Pengalaman Yeremia adalah pengalaman kesehariaan kita semua. Banyak kali kita mengalami kesulitan di dalam berelasi dengan keluarga dan komunitas kita masing-masing. Kesulitan itu berasal dari dalam komunitas, khususnya dari setiap anggota komunitas yang memiliki karakter yang berbeda-beda. Meskipun ada perbedaan-perbedaan namun ketika kita dapat mengandalkan Tuhan maka segala perkara kehidupan akan menjadi ringan. Hal terpenting sebagaimana dilakukan oleh Yeremia adalah selalu terbuka dan mengandalkan Tuhan ketika menghadapi suatu persoalan hidup. Doa kita adalah ‘Selamatkanlah aku, ya Tuhan, oleh kasih setia-Mu!’ (Mzm 31:17b). Apakah kita masih mengandalkan Tuhan dalam doa atau mengandalkan kekuatan diri kita tanpa doa?

Tuhan Yesus dalam bacaan Injil mengumpulkan keduabelas murid-Nya untuk menyampaikan segala penderitaan yang akan dialami-Nya. Dia menunjukkan diri-Nya sebagai Mesias yang menderita. Maka Ia jujur mengatakan bahwa Ia akan mengalami berbagai penderitaan di Yerusalem. Ia akan diserahkan kepada imam-imam kepala dan para ahli Taurat. Mereka akan menjatuhi hukuman mati bagi-Nya. Ia akan diserahkan kepada bangsa-bangsa yang tidak mengenal Allah. Dia akan diolok-olok, disesah, disalibkan namun pada hari ketiga akan bangkit dengan mulia. Penderitaan Yesus ini akan menjadi bagian dari penderitaan setiap murid Kristus. Artinya para murid Kristus juga akan meminum cawan-Nya sendiri. Kuncinya adalah pada kerendahan hati untuk mengikuti teladan Yesus Kristus. Yesus menunjukkan jati diri-Nay sebagai Hamaba Yahwe yang menderita sebagaimana sudah dinubuatkan dalam Kitab nabi Yesaya.

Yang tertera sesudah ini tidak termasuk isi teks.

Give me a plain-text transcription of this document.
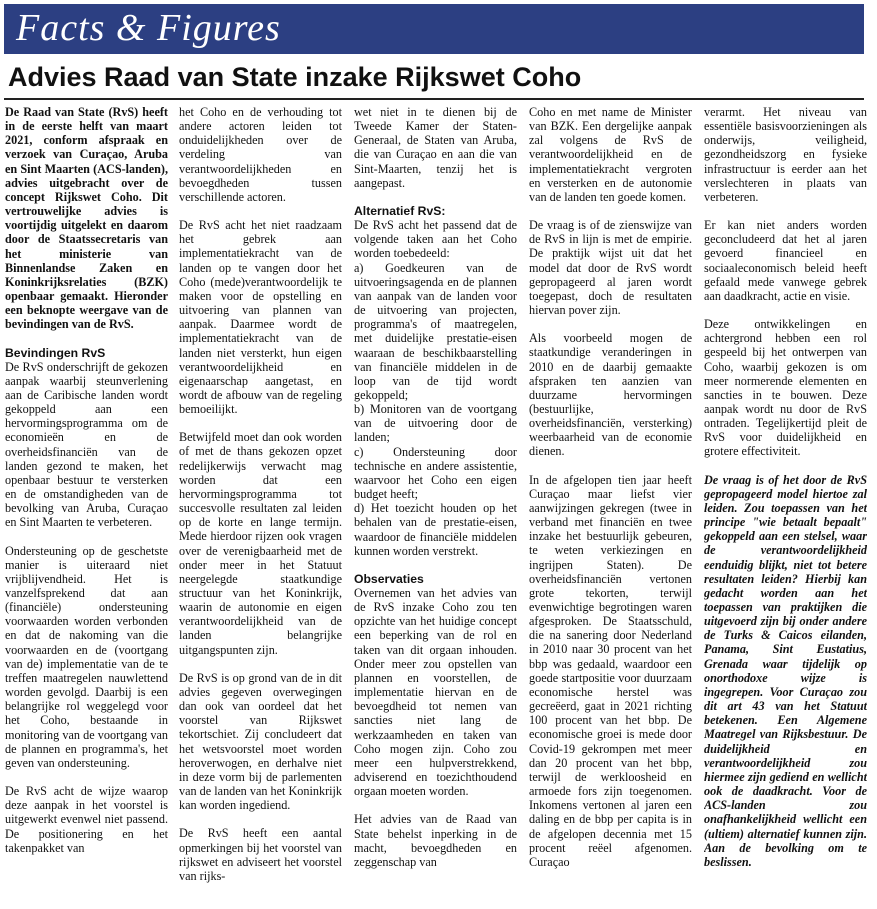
Facts & Figures
Advies Raad van State inzake Rijkswet Coho

De Raad van State (RvS) heeft in de eerste helft van maart 2021, conform afspraak en verzoek van Curaçao, Aruba en Sint Maarten (ACS-landen), advies uitgebracht over de concept Rijkswet Coho. Dit vertrouwelijke advies is voortijdig uitgelekt en daarom door de Staatssecretaris van het ministerie van Binnenlandse Zaken en Koninkrijksrelaties (BZK) openbaar gemaakt. Hieronder een beknopte weergave van de bevindingen van de RvS.

Bevindingen RvS

De RvS onderschrijft de gekozen aanpak waarbij steunverlening aan de Caribische landen wordt gekoppeld aan een hervormingsprogramma om de economieën en de overheidsfinanciën van de landen gezond te maken, het openbaar bestuur te versterken en de omstandigheden van de bevolking van Aruba, Curaçao en Sint Maarten te verbeteren.

Ondersteuning op de geschetste manier is uiteraard niet vrijblijvendheid. Het is vanzelfsprekend dat aan (financiële) ondersteuning voorwaarden worden verbonden en dat de nakoming van die voorwaarden en de (voortgang van de) implementatie van de te treffen maatregelen nauwlettend worden gevolgd. Daarbij is een belangrijke rol weggelegd voor het Coho, bestaande in monitoring van de voortgang van de plannen en programma's, het geven van ondersteuning.

De RvS acht de wijze waarop deze aanpak in het voorstel is uitgewerkt evenwel niet passend. De positionering en het takenpakket van

het Coho en de verhouding tot andere actoren leiden tot onduidelijkheden over de verdeling van verantwoordelijkheden en bevoegdheden tussen verschillende actoren.

De RvS acht het niet raadzaam het gebrek aan implementatiekracht van de landen op te vangen door het Coho (mede)verantwoordelijk te maken voor de opstelling en uitvoering van plannen van aanpak. Daarmee wordt de implementatiekracht van de landen niet versterkt, hun eigen verantwoordelijkheid en eigenaarschap aangetast, en wordt de afbouw van de regeling bemoeilijkt.

Betwijfeld moet dan ook worden of met de thans gekozen opzet redelijkerwijs verwacht mag worden dat een hervormingsprogramma tot succesvolle resultaten zal leiden op de korte en lange termijn. Mede hierdoor rijzen ook vragen over de verenigbaarheid met de onder meer in het Statuut neergelegde staatkundige structuur van het Koninkrijk, waarin de autonomie en eigen verantwoordelijkheid van de landen belangrijke uitgangspunten zijn.

De RvS is op grond van de in dit advies gegeven overwegingen dan ook van oordeel dat het voorstel van Rijkswet tekortschiet. Zij concludeert dat het wetsvoorstel moet worden heroverwogen, en derhalve niet in deze vorm bij de parlementen van de landen van het Koninkrijk kan worden ingediend.

De RvS heeft een aantal opmerkingen bij het voorstel van rijkswet en adviseert het voorstel van rijks-

wet niet in te dienen bij de Tweede Kamer der Staten-Generaal, de Staten van Aruba, die van Curaçao en aan die van Sint-Maarten, tenzij het is aangepast.

Alternatief RvS:

De RvS acht het passend dat de volgende taken aan het Coho worden toebedeeld:

a) Goedkeuren van de uitvoeringsagenda en de plannen van aanpak van de landen voor de uitvoering van projecten, programma's of maatregelen, met duidelijke prestatie-eisen waaraan de beschikbaarstelling van financiële middelen in de loop van de tijd wordt gekoppeld;

b) Monitoren van de voortgang van de uitvoering door de landen;

c) Ondersteuning door technische en andere assistentie, waarvoor het Coho een eigen budget heeft;

d) Het toezicht houden op het behalen van de prestatie-eisen, waardoor de financiële middelen kunnen worden verstrekt.

Observaties

Overnemen van het advies van de RvS inzake Coho zou ten opzichte van het huidige concept een beperking van de rol en taken van dit orgaan inhouden. Onder meer zou opstellen van plannen en voorstellen, de implementatie hiervan en de bevoegdheid tot nemen van sancties niet lang de werkzaamheden en taken van Coho mogen zijn. Coho zou meer een hulpverstrekkend, adviserend en toezichthoudend orgaan moeten worden.

Het advies van de Raad van State behelst inperking in de macht, bevoegdheden en zeggenschap van

Coho en met name de Minister van BZK. Een dergelijke aanpak zal volgens de RvS de verantwoordelijkheid en de implementatiekracht vergroten en versterken en de autonomie van de landen ten goede komen.

De vraag is of de zienswijze van de RvS in lijn is met de empirie. De praktijk wijst uit dat het model dat door de RvS wordt gepropageerd al jaren wordt toegepast, doch de resultaten hiervan pover zijn.

Als voorbeeld mogen de staatkundige veranderingen in 2010 en de daarbij gemaakte afspraken ten aanzien van duurzame hervormingen (bestuurlijke, overheidsfinanciën, versterking) weerbaarheid van de economie dienen.

In de afgelopen tien jaar heeft Curaçao maar liefst vier aanwijzingen gekregen (twee in verband met financiën en twee inzake het bestuurlijk gebeuren, te weten verkiezingen en ingrijpen Staten). De overheidsfinanciën vertonen grote tekorten, terwijl evenwichtige begrotingen waren afgesproken. De Staatsschuld, die na sanering door Nederland in 2010 naar 30 procent van het bbp was gedaald, waardoor een goede startpositie voor duurzaam economische herstel was gecreëerd, gaat in 2021 richting 100 procent van het bbp. De economische groei is mede door Covid-19 gekrompen met meer dan 20 procent van het bbp, terwijl de werkloosheid en armoede fors zijn toegenomen. Inkomens vertonen al jaren een daling en de bbp per capita is in de afgelopen decennia met 15 procent reëel afgenomen. Curaçao

verarmt. Het niveau van essentiële basisvoorzieningen als onderwijs, veiligheid, gezondheidszorg en fysieke infrastructuur is eerder aan het verslechteren in plaats van verbeteren.

Er kan niet anders worden geconcludeerd dat het al jaren gevoerd financieel en sociaaleconomisch beleid heeft gefaald mede vanwege gebrek aan daadkracht, actie en visie.

Deze ontwikkelingen en achtergrond hebben een rol gespeeld bij het ontwerpen van Coho, waarbij gekozen is om meer normerende elementen en sancties in te bouwen. Deze aanpak wordt nu door de RvS ontraden. Tegelijkertijd pleit de RvS voor duidelijkheid en grotere effectiviteit.

De vraag is of het door de RvS gepropageerd model hiertoe zal leiden. Zou toepassen van het principe "wie betaalt bepaalt" gekoppeld aan een stelsel, waar de verantwoordelijkheid eenduidig blijkt, niet tot betere resultaten leiden? Hierbij kan gedacht worden aan het toepassen van praktijken die uitgevoerd zijn bij onder andere de Turks & Caicos eilanden, Panama, Sint Eustatius, Grenada waar tijdelijk op onorthodoxe wijze is ingegrepen. Voor Curaçao zou dit art 43 van het Statuut betekenen. Een Algemene Maatregel van Rijksbestuur. De duidelijkheid en verantwoordelijkheid zou hiermee zijn gediend en wellicht ook de daadkracht. Voor de ACS-landen zou onafhankelijkheid wellicht een (ultiem) alternatief kunnen zijn. Aan de bevolking om te beslissen.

Masa prapaskah menjadi sebuah kesempatan bagi kita untuk ikut mengalami penderitaan Kristus. Santu Paulus pernah berkata: “Sekarang aku bersukacita, bahwa aku boleh menderita karena kamu, dan menggenapkan di dalam dagingku apa yang masih kurang pada penderitaan Kristus untuk tubuh-Nya yaitu jemaat” (Kol 1:24). Pengurbanan diri melalui matiraga, puasa dan pantang, doa dan karya amal kasih adalah jalan bagi kita untuk mengalami penderitaan Kristus dan mendewasakan iman kita kepada-Nya. Tentu saja kita harus mengandalkan Tuhan di dalam hidup ini.